One night, my friend was staying at my place and I was out drinking.  I came back to try and convince her to come out and drink some more with me, but she declined.  I don’t remember coming home that night.  Most nights I drank, I stopped thinking about how I got home and how I drove the car each time.  I honestly wouldn’t be able to say with any certainty that I didn’t cause injury or death to another; other than no real big dents on the car, but who knows if I ran anyone off the road, whatever.  Anyway, I apparently came home and during the next hour or two, told my friend how miserable I was and lonely and unhappy, etc.  I guess my subconscious was the only part of me that wasn’t in denial!  I also threw up all over her and she had to clean us both up and put me to bed.  She suggested to me that I should maybe call AA and go to a meeting, that maybe I was an alcoholic.  This thought had never occurred to me before.  In fact, I have no recollection at all of any of this (including throwing up on her).  

Here’s the goosebump part…  I woke up the next day, hung over and tired and determined to go to my very first AA meeting.  If that isn’t divine intervention, I don’t know what is.  You see, she wasn’t there that morning to tell me about the night before and I had a complete and total blackout about it.  I didn’t even recall any of it when she told me days later!  I woke up and just knew for the first time that this wasn’t right and I needed to do something about it.  For the first time, I saw my drinking – really saw it for what it was.  It was one big, giant escape.  My escape from everything in my life that hurt or was hard.

I went to an open meeting and some old guy was blathering on about stuff I didn’t relate to one bit and I came to the conclusion that this was one big waste of my time.  I started talking to some woman who was clearly insane!   I was just about to leave and go back to my pitiful life (or lack of it) when I spotted a pretty good-looking guy and figured I would talk to him.

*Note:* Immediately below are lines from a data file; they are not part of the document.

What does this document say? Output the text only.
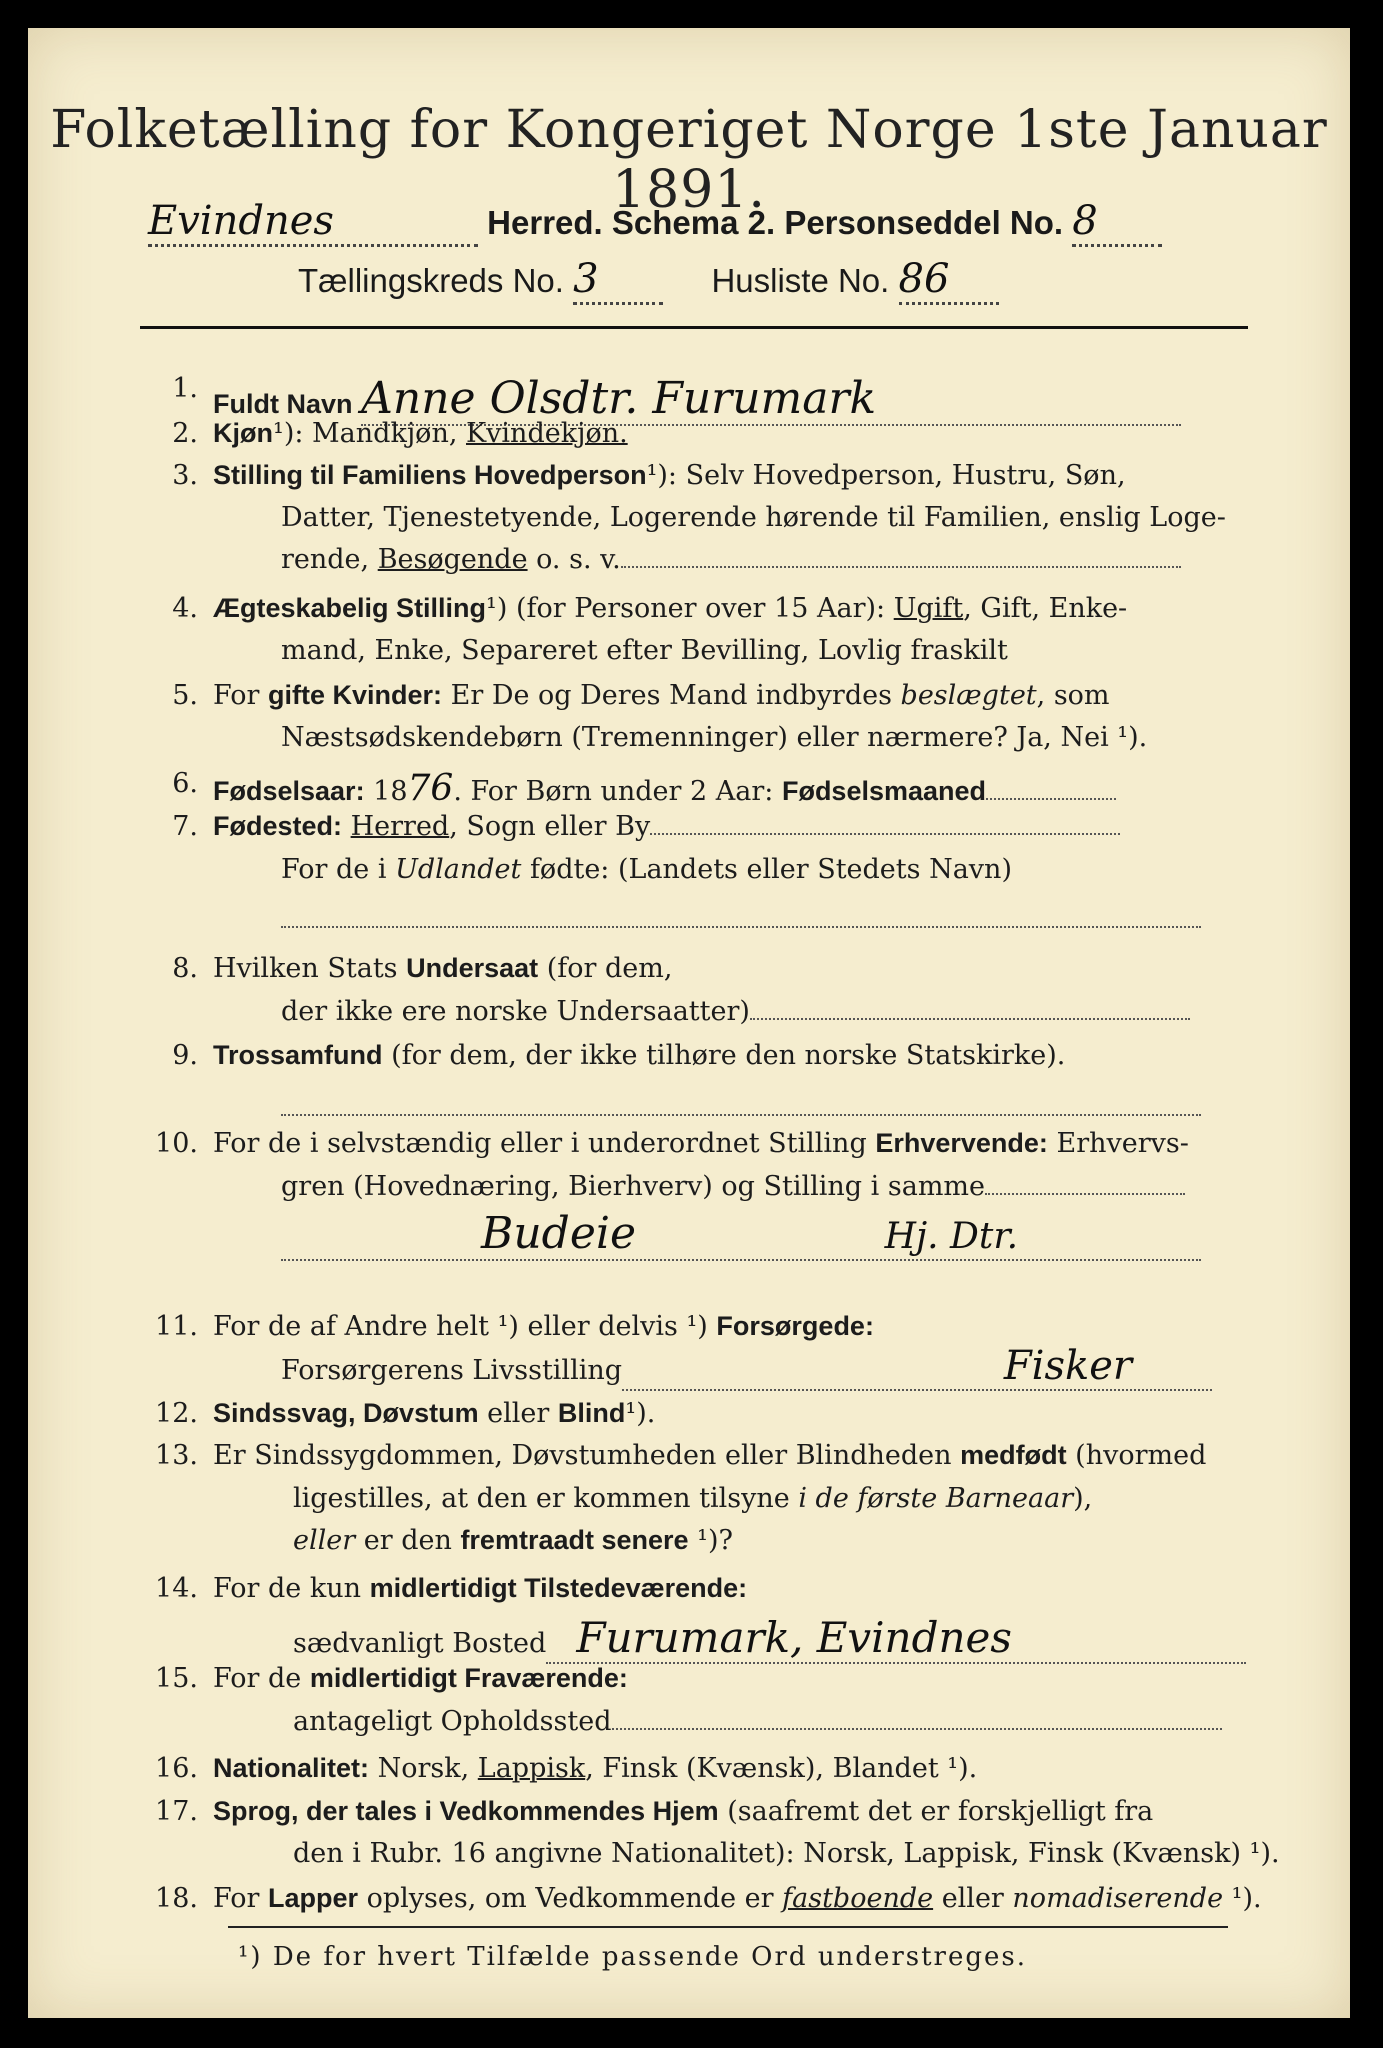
Folketælling for Kongeriget Norge 1ste Januar 1891.
Evindnes	Herred. Schema 2. Personseddel No. 8
Tællingskreds No. 3	Husliste No. 86
1. Fuldt Navn Anne Olsdtr. Furumark
2. Kjøn¹): Mandkjøn, Kvindekjøn.
3. Stilling til Familiens Hovedperson¹): Selv Hovedperson, Hustru, Søn,
Datter, Tjenestetyende, Logerende hørende til Familien, enslig Loge-
rende, Besøgende o. s. v.
4. Ægteskabelig Stilling¹) (for Personer over 15 Aar): Ugift, Gift, Enke-
mand, Enke, Separeret efter Bevilling, Lovlig fraskilt
5. For gifte Kvinder: Er De og Deres Mand indbyrdes beslægtet, som
Næstsødskendebørn (Tremenninger) eller nærmere? Ja, Nei ¹).
6. Fødselsaar: 1876. For Børn under 2 Aar: Fødselsmaaned
7. Fødested: Herred, Sogn eller By
For de i Udlandet fødte: (Landets eller Stedets Navn)
8. Hvilken Stats Undersaat (for dem,
der ikke ere norske Undersaatter)
9. Trossamfund (for dem, der ikke tilhøre den norske Statskirke).
10. For de i selvstændig eller i underordnet Stilling Erhvervende: Erhvervs-
gren (Hovednæring, Bierhverv) og Stilling i samme
Budeie	Hj. Dtr.
11. For de af Andre helt ¹) eller delvis ¹) Forsørgede:
Forsørgerens Livsstilling	Fisker
12. Sindssvag, Døvstum eller Blind¹).
13. Er Sindssygdommen, Døvstumheden eller Blindheden medfødt (hvormed
ligestilles, at den er kommen tilsyne i de første Barneaar),
eller er den fremtraadt senere ¹)?
14. For de kun midlertidigt Tilstedeværende:
sædvanligt Bosted Furumark, Evindnes
15. For de midlertidigt Fraværende:
antageligt Opholdssted
16. Nationalitet: Norsk, Lappisk, Finsk (Kvænsk), Blandet ¹).
17. Sprog, der tales i Vedkommendes Hjem (saafremt det er forskjelligt fra
den i Rubr. 16 angivne Nationalitet): Norsk, Lappisk, Finsk (Kvænsk) ¹).
18. For Lapper oplyses, om Vedkommende er fastboende eller nomadiserende ¹).
¹) De for hvert Tilfælde passende Ord understreges.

Thank God He was an honorable man, as he did not take advantage of my vulnerable position.  Instead, he asked a small group to meet in another room and offered me a “first step” meeting.  As each person told their story, I kept thinking that I could really help some of these people.  I mean, they were really messed up!  I politely continued to listen and after a while, I got that there was a frightening similarity to the things I was hearing and my own life.  That got my attention.  So I asked these kind folks, “Am I an alcoholic?”  They answered with the most infuriating thing I had ever heard…  They told me that they couldn’t answer that, only I could.  AARGH!  I came here for answers and these stupid people weren’t going to give them to me!  

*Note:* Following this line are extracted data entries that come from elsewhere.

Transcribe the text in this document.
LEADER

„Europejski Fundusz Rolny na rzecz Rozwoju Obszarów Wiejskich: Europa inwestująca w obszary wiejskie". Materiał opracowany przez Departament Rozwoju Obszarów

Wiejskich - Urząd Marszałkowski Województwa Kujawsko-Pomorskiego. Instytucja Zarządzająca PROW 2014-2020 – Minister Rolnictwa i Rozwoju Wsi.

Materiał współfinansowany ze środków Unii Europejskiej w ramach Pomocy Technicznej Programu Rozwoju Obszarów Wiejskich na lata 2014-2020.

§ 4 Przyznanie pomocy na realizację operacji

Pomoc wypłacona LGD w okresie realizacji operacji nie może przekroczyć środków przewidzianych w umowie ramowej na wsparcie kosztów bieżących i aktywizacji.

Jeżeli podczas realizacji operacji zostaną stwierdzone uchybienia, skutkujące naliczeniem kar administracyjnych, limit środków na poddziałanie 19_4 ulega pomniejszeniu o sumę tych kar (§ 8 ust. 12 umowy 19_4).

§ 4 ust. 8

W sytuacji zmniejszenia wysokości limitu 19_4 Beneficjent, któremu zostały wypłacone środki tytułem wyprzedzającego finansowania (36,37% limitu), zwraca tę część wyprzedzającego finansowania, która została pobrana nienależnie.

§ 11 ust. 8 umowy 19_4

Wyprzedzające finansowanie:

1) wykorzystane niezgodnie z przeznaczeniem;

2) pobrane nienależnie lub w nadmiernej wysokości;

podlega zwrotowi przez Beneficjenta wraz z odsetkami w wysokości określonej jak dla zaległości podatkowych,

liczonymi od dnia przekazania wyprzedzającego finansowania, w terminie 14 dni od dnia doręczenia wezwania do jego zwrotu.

Here is what they told me to do.  They said I could keep coming back and if I did 90 meetings in 90 days, I would find my answers.  What did I have to lose?  That was what I did.  I’d love to say it was all perfect from there, but no.  I had a slip when I went out with my old crowd because these were my friends, damn it, and they would support my decision and help me not drink.  Well, my sobriety date is January 1, 1991 instead of November 23, 1990 because I needed to be convinced to change my playmates.  That’s okay.  Today, I am married to a man I met in the program.  We both have19 years and live a great life with our 3 kids.  Does everything go perfect?  Hell no!  We have some great tools to rely on when it doesn’t and we have wonderful friends to call on when we need them and we get called on we they need us.  It is very symmetrical and wonderfully peaceful some of the time and the rest of the time, we just have to worry about that day and it all works out.  Good luck on your program and remember that it is a much happier life you seek, please don’t give up looking for it.